Balloon Dog

balloon dog by jeff koons

Balloon Dog is a sculpture by American artist, Jeff Koons. It is over ten feet tall, and constructed of high chromium stainless steel with a transparent color coating. It is part of the ‘Celebration’ series, which Koons began working on in 1993. Other forms in the series of sculptures and paintings include Valentine hearts, diamonds, and Easter eggs. Some of the pieces are still being fabricated. Each of the 20 different sculptures in the series comes in five differently colored ‘unique versions.’

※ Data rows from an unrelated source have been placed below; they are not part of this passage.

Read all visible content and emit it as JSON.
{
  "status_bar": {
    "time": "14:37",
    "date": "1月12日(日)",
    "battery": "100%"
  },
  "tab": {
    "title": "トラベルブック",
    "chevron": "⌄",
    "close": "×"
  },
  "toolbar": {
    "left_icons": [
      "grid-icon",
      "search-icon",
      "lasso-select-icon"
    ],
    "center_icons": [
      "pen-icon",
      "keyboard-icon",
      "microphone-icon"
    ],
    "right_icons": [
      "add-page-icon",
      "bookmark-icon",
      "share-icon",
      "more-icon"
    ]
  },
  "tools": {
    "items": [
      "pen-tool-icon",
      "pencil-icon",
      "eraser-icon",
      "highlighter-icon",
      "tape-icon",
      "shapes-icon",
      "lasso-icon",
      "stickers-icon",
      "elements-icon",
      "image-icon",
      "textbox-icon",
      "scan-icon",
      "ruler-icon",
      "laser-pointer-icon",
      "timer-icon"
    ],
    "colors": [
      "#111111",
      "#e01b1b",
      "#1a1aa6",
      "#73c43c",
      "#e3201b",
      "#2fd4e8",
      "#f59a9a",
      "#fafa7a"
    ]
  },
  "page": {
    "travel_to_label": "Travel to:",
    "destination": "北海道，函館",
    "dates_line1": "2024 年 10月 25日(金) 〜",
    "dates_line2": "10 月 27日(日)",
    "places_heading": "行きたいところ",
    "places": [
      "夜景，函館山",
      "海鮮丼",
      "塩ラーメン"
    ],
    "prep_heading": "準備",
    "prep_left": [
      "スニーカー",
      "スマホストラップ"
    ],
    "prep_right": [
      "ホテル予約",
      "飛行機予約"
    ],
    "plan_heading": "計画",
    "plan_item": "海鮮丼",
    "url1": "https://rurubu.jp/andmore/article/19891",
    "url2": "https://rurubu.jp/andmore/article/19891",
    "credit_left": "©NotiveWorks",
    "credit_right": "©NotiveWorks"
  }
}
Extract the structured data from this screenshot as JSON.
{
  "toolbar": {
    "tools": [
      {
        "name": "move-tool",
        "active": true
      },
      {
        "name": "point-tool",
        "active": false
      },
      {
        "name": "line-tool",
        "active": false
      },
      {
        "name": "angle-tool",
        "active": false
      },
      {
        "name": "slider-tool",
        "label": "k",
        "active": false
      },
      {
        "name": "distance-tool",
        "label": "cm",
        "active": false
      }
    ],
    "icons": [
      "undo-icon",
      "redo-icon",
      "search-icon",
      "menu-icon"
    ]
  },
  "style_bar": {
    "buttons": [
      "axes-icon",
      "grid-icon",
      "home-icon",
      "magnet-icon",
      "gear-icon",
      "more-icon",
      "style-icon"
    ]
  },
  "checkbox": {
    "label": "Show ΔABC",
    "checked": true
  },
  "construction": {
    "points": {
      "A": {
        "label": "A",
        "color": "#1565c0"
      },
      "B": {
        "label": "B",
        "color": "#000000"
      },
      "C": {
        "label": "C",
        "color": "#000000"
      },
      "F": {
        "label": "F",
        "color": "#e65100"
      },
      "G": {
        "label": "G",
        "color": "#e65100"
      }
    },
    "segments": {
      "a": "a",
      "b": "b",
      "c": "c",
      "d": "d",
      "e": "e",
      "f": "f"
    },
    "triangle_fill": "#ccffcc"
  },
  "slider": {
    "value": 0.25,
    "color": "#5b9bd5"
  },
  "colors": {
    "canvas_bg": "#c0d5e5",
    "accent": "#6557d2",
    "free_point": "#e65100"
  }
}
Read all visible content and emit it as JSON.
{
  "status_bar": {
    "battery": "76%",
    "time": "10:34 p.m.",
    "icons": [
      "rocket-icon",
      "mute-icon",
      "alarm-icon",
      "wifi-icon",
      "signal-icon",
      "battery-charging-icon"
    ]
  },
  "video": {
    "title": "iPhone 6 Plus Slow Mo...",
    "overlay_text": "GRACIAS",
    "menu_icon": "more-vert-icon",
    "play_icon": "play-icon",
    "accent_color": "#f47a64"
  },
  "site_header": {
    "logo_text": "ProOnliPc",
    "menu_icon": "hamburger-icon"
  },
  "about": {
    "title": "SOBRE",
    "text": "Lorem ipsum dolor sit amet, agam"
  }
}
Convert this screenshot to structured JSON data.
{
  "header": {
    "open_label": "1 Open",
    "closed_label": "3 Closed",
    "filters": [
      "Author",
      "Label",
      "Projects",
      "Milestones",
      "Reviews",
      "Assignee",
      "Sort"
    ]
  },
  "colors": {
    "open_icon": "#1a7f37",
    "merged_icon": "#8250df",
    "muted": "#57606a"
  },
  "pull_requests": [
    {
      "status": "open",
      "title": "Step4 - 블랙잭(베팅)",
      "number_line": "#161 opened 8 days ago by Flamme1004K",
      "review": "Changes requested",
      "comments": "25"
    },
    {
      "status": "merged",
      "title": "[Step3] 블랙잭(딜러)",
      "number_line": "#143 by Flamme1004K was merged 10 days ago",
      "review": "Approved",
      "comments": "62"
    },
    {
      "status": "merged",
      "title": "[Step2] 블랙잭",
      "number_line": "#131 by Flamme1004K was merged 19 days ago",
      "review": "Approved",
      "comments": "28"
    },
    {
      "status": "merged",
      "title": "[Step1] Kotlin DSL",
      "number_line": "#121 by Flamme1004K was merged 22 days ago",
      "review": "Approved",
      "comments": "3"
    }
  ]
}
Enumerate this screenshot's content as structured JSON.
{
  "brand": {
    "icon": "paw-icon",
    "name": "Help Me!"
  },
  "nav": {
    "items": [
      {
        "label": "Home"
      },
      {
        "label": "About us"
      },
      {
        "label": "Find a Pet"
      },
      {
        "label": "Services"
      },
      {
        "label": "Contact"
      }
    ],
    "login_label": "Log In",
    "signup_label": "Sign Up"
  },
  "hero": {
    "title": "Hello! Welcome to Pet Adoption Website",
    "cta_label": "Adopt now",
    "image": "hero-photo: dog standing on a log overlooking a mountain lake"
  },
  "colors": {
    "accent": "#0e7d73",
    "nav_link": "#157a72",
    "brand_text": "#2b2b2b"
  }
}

Koons was pushing to finish the series in time for a 1996 exhibition at the Solomon R. Guggenheim Museum in New York, but the show was ultimately canceled because of production delays and cost overruns. The artist convinced his primary collectors Dakis Joannou, Peter Brant, and Eli Broad, along with dealers Jeffrey Deitch, Anthony d’Offay, and Max Hetzler, to invest heavily in the costly fabrication of the Celebration series at Arnold, a Frankfurt-based company. The dealers funded the project in part by selling works to collectors before they were fabricated.

Koons has been sued several times for copyright infringement over his use of pre-existing images, the original works of others, in his work. In ‘Rogers v. Koons’ (1992), the U.S. Court of Appeals for the Second Circuit upheld a judgment against him for his use of a photograph of puppies as the basis for a sculpture, ‘String of Puppies.’ In a separate matter, Koons threatened others under copyright, claiming that a gallery infringed his proprietary rights by selling bookends in the shape of balloon dogs. Koons abandoned that claim after the gallery filed a complaint for declaratory relief stating, ‘As virtually any clown can attest, no one owns the idea of making a balloon dog, and the shape created by twisting a balloon into a dog-like form is part of the public domain.’